上田 優弥(日本航空石川) ※写真=共同通信社
試合前に木更津総合のシートノックを見て勝利を確信した。シートノックの巧拙は実力の上下より練習量の多寡をよく表す。平均的評価の日本航空石川に対し木更津総合のシートノックは圧倒的だった。
試合が始まっても木更津総合の走攻守の充実が目立った。走については私が俊足の目安にしている打者走者の「一塁到達4.3秒未満、二塁到達8.3秒未満、三塁到達12秒未満」で比較したい。このタイムをクリアしたのは木更津総合の4人6回に対して日本航空石川は0人。これを見れば木更津総合が敗れるとは思えない。ここまでの試合で木更津総合より多くタイムクリアしていたのは松商学園の5人8回だけ。木更津総合の走力の充実がよくわかる。
ピッチャーはどうだろう。「大会屈指の左腕」と前評判の高い木更津総合の山下輝(3年)はこの試合でストレートの最速が144キロを計測し、平均的にも140~143キロを往来した。この高レベルの安定感はここまでの試合でナンバーワンである。変化球は縦・横のスライダーを使い分け、勝負どころで多投した縦変化のスライダーのキレは「大会屈指」の評価を納得させた。さらに100キロ台のカーブを交えて緩急も作れた。
日本航空石川の先発、佐渡裕次郎(3年)もよかった。ストレートが最速143キロを計測し、サイドスローらしく横変化のスライダーにツーシームらしき126、7キロで落ちる球も交え、よさが目についた。この佐渡を木更津総合はよく捉えて2回に2点、4回に3点を奪い、5対1というスコアは7回終了まで続いた。
2回の2点は7番山下から1番山中稜真(2年)までの4連続安打(山中だけ二塁打)で挙げたもので、4回の3点は二死後、2番細田悠貴(2年)のヒットから始まり、3番峯村貴希(3年)のタイムリー、4番芦名望の2ランで挙げた。こういう展開も含めて木更津総合が終盤に失点を積み重ねて敗れるとはとても思えなかった。しかし野球ではそれが時として起こる。
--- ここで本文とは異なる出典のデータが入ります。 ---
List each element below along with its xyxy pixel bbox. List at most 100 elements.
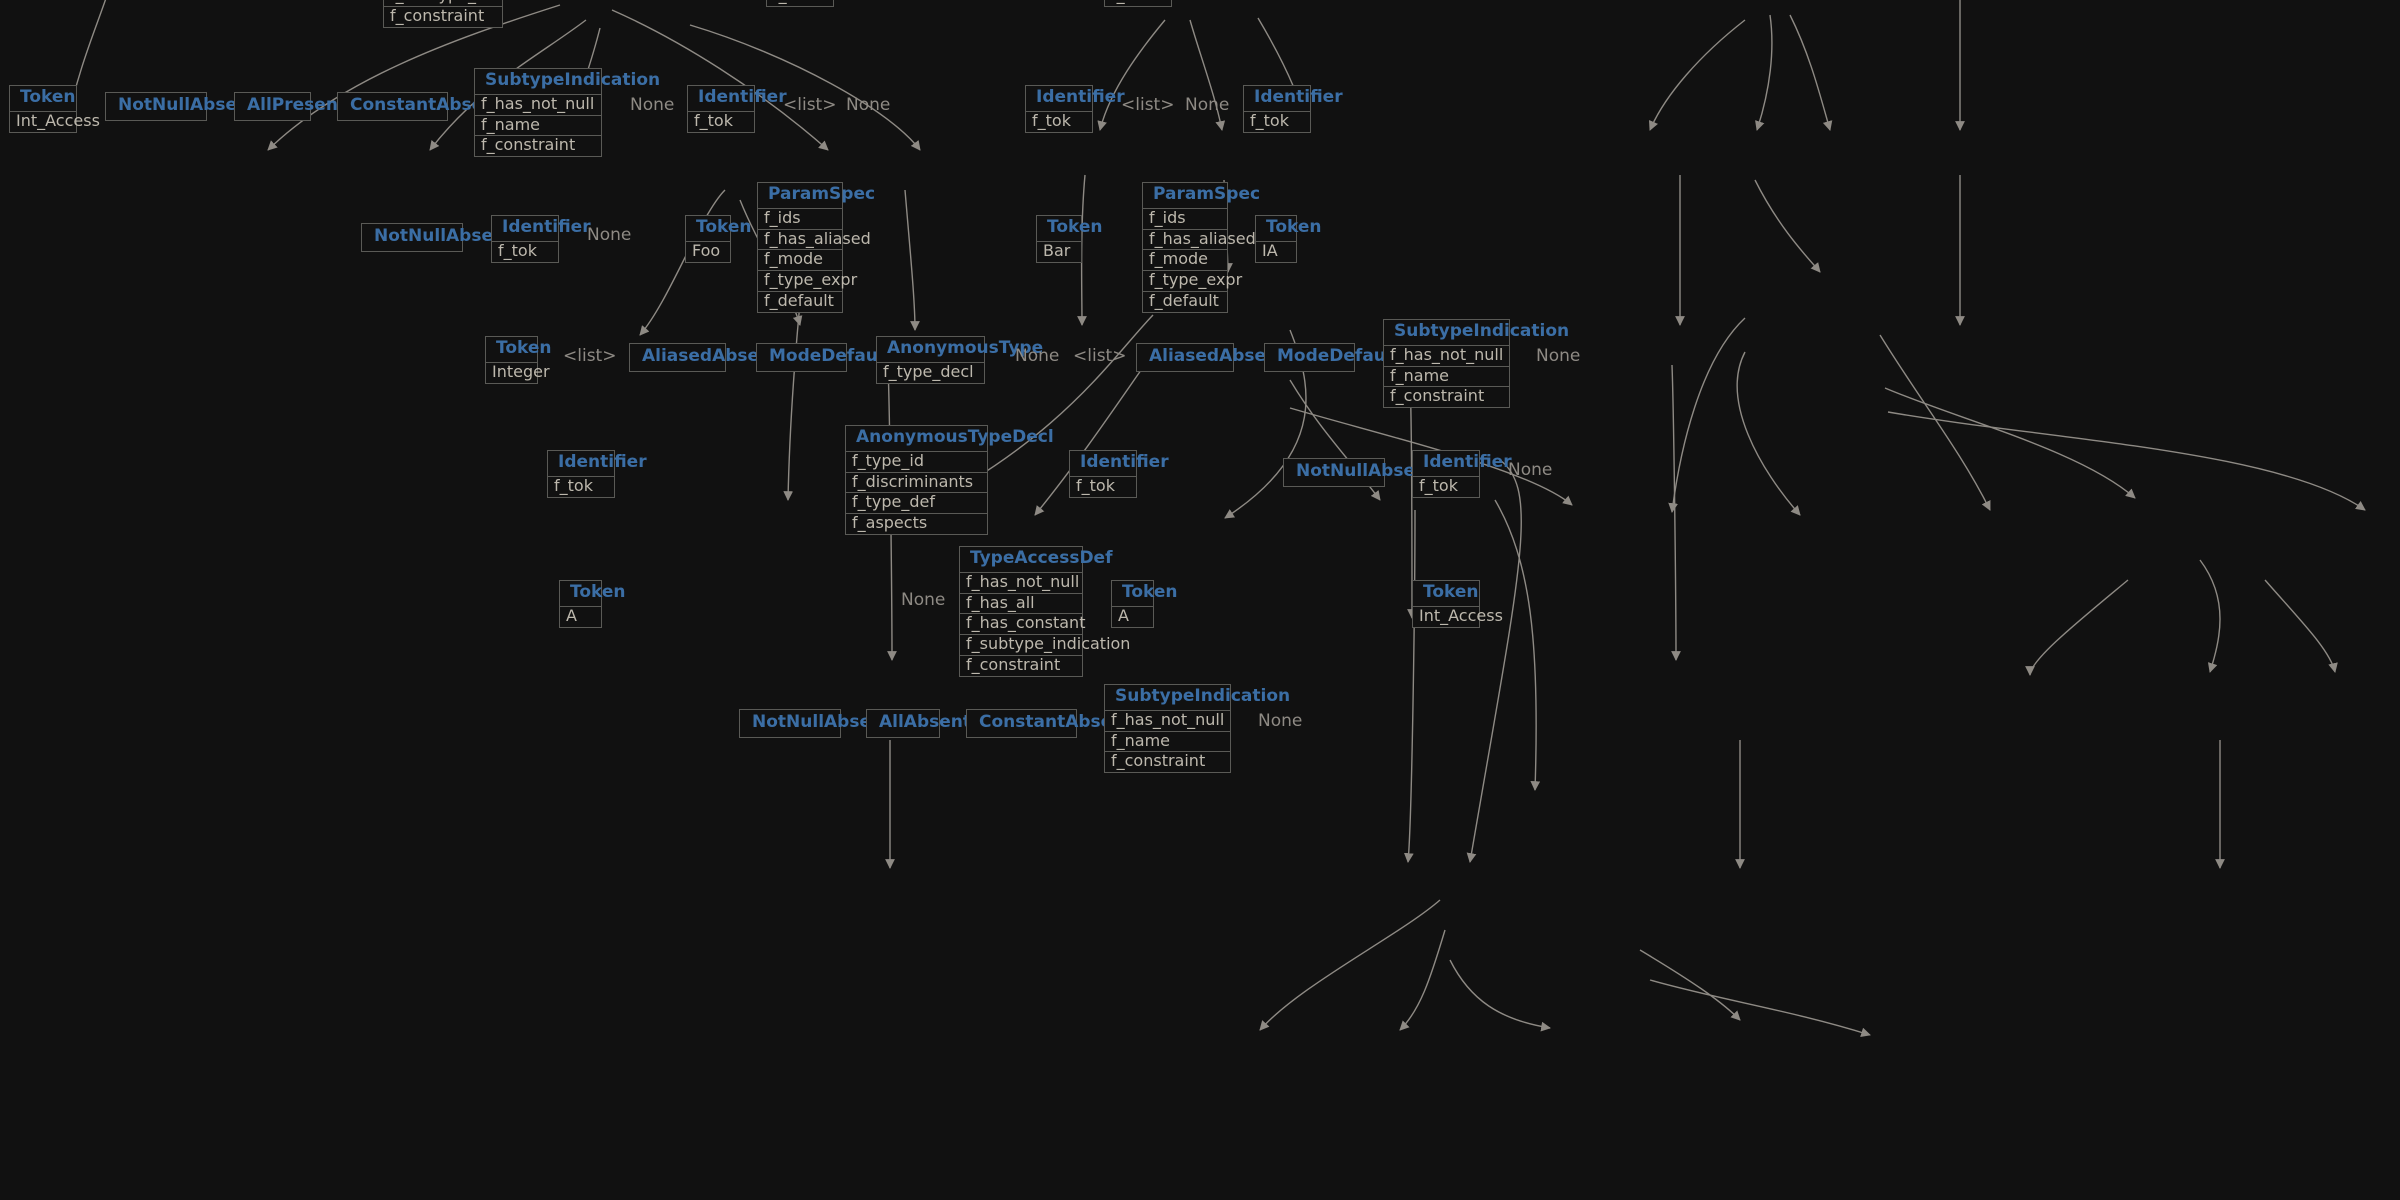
- node-field: f_mode: [1143, 249, 1227, 270]
- node-record-returns[interactable]: f_returns: [766, 0, 844, 7]
- node-field: f_aspects: [846, 513, 987, 534]
- node-field: f_returns: [1105, 0, 1182, 6]
- node-field: f_name: [1105, 730, 1230, 752]
- node-modedefault[interactable]: ModeDefault: [1264, 343, 1400, 372]
- node-anonymoustypedecl[interactable]: AnonymousTypeDecl f_type_id f_discrimina…: [845, 425, 1054, 536]
- node-title: Token: [20, 87, 76, 107]
- node-none-label: None: [1185, 95, 1230, 115]
- node-list-label: <list>: [1073, 346, 1127, 366]
- node-identifier[interactable]: Identifier f_tok: [491, 215, 591, 263]
- node-token-foo[interactable]: Token Foo: [685, 215, 752, 263]
- node-constantabsent[interactable]: ConstantAbsent: [337, 92, 504, 121]
- node-title: Token: [696, 217, 752, 237]
- node-field: f_type_id: [846, 450, 987, 472]
- node-title: Identifier: [502, 217, 591, 237]
- node-typeaccessdef[interactable]: TypeAccessDef f_has_not_null f_has_all f…: [959, 546, 1130, 677]
- node-none-label: None: [901, 590, 946, 610]
- node-field: f_has_not_null: [960, 571, 1082, 593]
- node-allpresent[interactable]: AllPresent: [234, 92, 346, 121]
- node-field: f_name: [475, 114, 601, 136]
- node-field: A: [1112, 605, 1153, 627]
- node-field: f_subtype_indication: [960, 634, 1130, 655]
- node-allabsent[interactable]: AllAbsent: [866, 709, 972, 738]
- node-paramspec[interactable]: ParamSpec f_ids f_has_aliased f_mode f_t…: [757, 182, 876, 313]
- node-token-a[interactable]: Token A: [559, 580, 626, 628]
- node-token-integer[interactable]: Token Integer: [485, 336, 552, 384]
- node-none-label: None: [1536, 346, 1581, 366]
- node-list-label: <list>: [783, 95, 837, 115]
- node-title: AnonymousType: [887, 338, 1044, 358]
- node-field: f_ids: [1143, 207, 1227, 229]
- node-field: f_tok: [688, 110, 754, 132]
- node-field: f_returns: [767, 0, 844, 6]
- node-notnullabsent[interactable]: NotNullAbsent: [105, 92, 258, 121]
- node-record[interactable]: f_subtype_indication f_constraint: [383, 0, 554, 28]
- node-title: SubtypeIndication: [485, 70, 661, 90]
- node-title: Token: [570, 582, 626, 602]
- node-token-a[interactable]: Token A: [1111, 580, 1178, 628]
- node-title: Token: [1266, 217, 1322, 237]
- node-field: f_tok: [1413, 475, 1479, 497]
- node-title: AllAbsent: [879, 712, 972, 732]
- node-field: f_discriminants: [846, 471, 987, 493]
- node-identifier[interactable]: Identifier f_tok: [1412, 450, 1512, 498]
- node-identifier[interactable]: Identifier f_tok: [1025, 85, 1125, 133]
- node-field: Bar: [1037, 240, 1081, 262]
- node-token-ia[interactable]: Token IA: [1255, 215, 1322, 263]
- node-identifier[interactable]: Identifier f_tok: [547, 450, 647, 498]
- node-field: f_has_all: [960, 592, 1082, 614]
- node-field: f_type_decl: [877, 361, 984, 383]
- node-title: ParamSpec: [1153, 184, 1261, 204]
- node-field: f_tok: [492, 240, 558, 262]
- node-field: f_type_def: [846, 492, 987, 513]
- node-notnullabsent[interactable]: NotNullAbsent: [361, 223, 513, 252]
- node-field: Foo: [686, 240, 730, 262]
- node-identifier[interactable]: Identifier f_tok: [1243, 85, 1343, 133]
- node-anonymoustype[interactable]: AnonymousType f_type_decl: [876, 336, 1044, 384]
- node-field: f_constraint: [960, 655, 1082, 676]
- node-constantabsent[interactable]: ConstantAbsent: [966, 709, 1133, 738]
- node-aliasedabsent[interactable]: AliasedAbsent: [1136, 343, 1287, 372]
- node-title: Identifier: [1080, 452, 1169, 472]
- node-title: AliasedAbsent: [642, 346, 780, 366]
- node-title: ConstantAbsent: [979, 712, 1133, 732]
- node-title: ConstantAbsent: [350, 95, 504, 115]
- node-title: AnonymousTypeDecl: [856, 427, 1054, 447]
- node-aliasedabsent[interactable]: AliasedAbsent: [629, 343, 780, 372]
- node-field: f_name: [1384, 365, 1509, 387]
- node-subtypeindication[interactable]: SubtypeIndication f_has_not_null f_name …: [474, 68, 661, 158]
- node-title: NotNullAbsent: [118, 95, 258, 115]
- node-field: f_has_not_null: [1384, 344, 1509, 366]
- node-field: f_tok: [1244, 110, 1310, 132]
- node-title: ParamSpec: [768, 184, 876, 204]
- node-token-int-access[interactable]: Token Int_Access: [9, 85, 100, 133]
- node-list-label: <list>: [1121, 95, 1175, 115]
- node-none-label: None: [1258, 711, 1303, 731]
- node-subtypeindication[interactable]: SubtypeIndication f_has_not_null f_name …: [1104, 684, 1290, 774]
- node-subtypeindication[interactable]: SubtypeIndication f_has_not_null f_name …: [1383, 319, 1570, 409]
- node-token-bar[interactable]: Token Bar: [1036, 215, 1103, 263]
- node-title: NotNullAbsent: [1296, 461, 1436, 481]
- node-title: Identifier: [558, 452, 647, 472]
- node-field: Int_Access: [1413, 605, 1503, 627]
- node-field: Int_Access: [10, 110, 100, 132]
- ast-diagram-canvas: f_subtype_indication f_constraint Token …: [0, 0, 2400, 1200]
- node-paramspec[interactable]: ParamSpec f_ids f_has_aliased f_mode f_t…: [1142, 182, 1261, 313]
- node-title: AliasedAbsent: [1149, 346, 1287, 366]
- node-field: f_mode: [758, 249, 842, 270]
- node-title: SubtypeIndication: [1394, 321, 1570, 341]
- node-field: f_tok: [1026, 110, 1092, 132]
- node-title: TypeAccessDef: [970, 548, 1113, 568]
- node-token-int-access[interactable]: Token Int_Access: [1412, 580, 1503, 628]
- node-identifier[interactable]: Identifier f_tok: [1069, 450, 1169, 498]
- node-field: f_has_aliased: [1143, 228, 1256, 250]
- node-notnullabsent[interactable]: NotNullAbsent: [1283, 458, 1436, 487]
- node-field: f_tok: [548, 475, 614, 497]
- node-record-returns[interactable]: f_returns: [1104, 0, 1182, 7]
- node-modedefault[interactable]: ModeDefault: [756, 343, 892, 372]
- node-identifier[interactable]: Identifier f_tok: [687, 85, 787, 133]
- node-field: IA: [1256, 240, 1296, 262]
- node-title: Identifier: [1423, 452, 1512, 472]
- node-notnullabsent[interactable]: NotNullAbsent: [739, 709, 891, 738]
- node-none-label: None: [1015, 346, 1060, 366]
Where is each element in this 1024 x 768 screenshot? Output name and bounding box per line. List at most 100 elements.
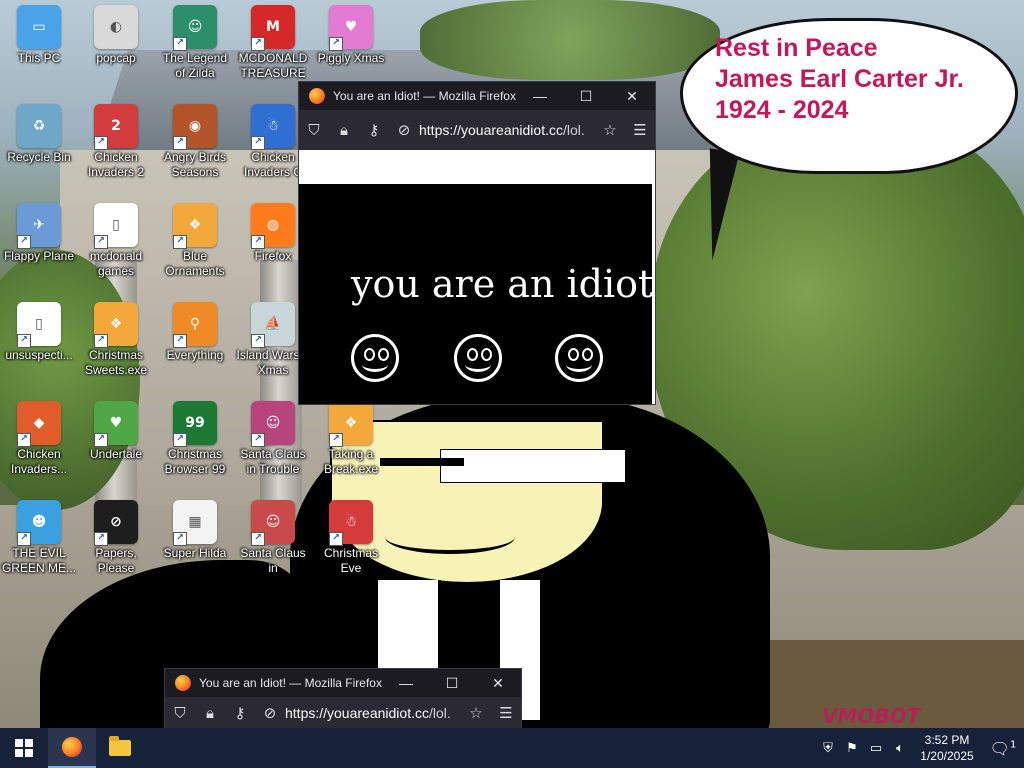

8回表、日本航空石川は1番安保治哉(3年)から単打の3連打で1点返し、5対2のスコアになったところで「ひょっとしたら」と思わせた。安保は107キロのカーブ、2番三桝春樹(3年)は142キロのストレート、3番原田竜聖(2年)は120キロのツーシームかスライダーといった具合に、異なった球種を捉えているのを見て、山下のクセを見破ったのかな、と思わせたからだ。そして9回、日本航空石川は二塁打1本と5本の単打をつらねて4点を奪い、奇跡とも言える逆転劇を実現してしまうのである。野球は本当に何が起こるかわからない。
ちなみに、日本航空石川の佐渡投手は卒業後、硬式野球を続けないという。地元の銀行に就職して軟式で野球を続けるのだという。もったいない話だが、最後のひと花を咲かすという視点で見ると、この日の力投は納得できた。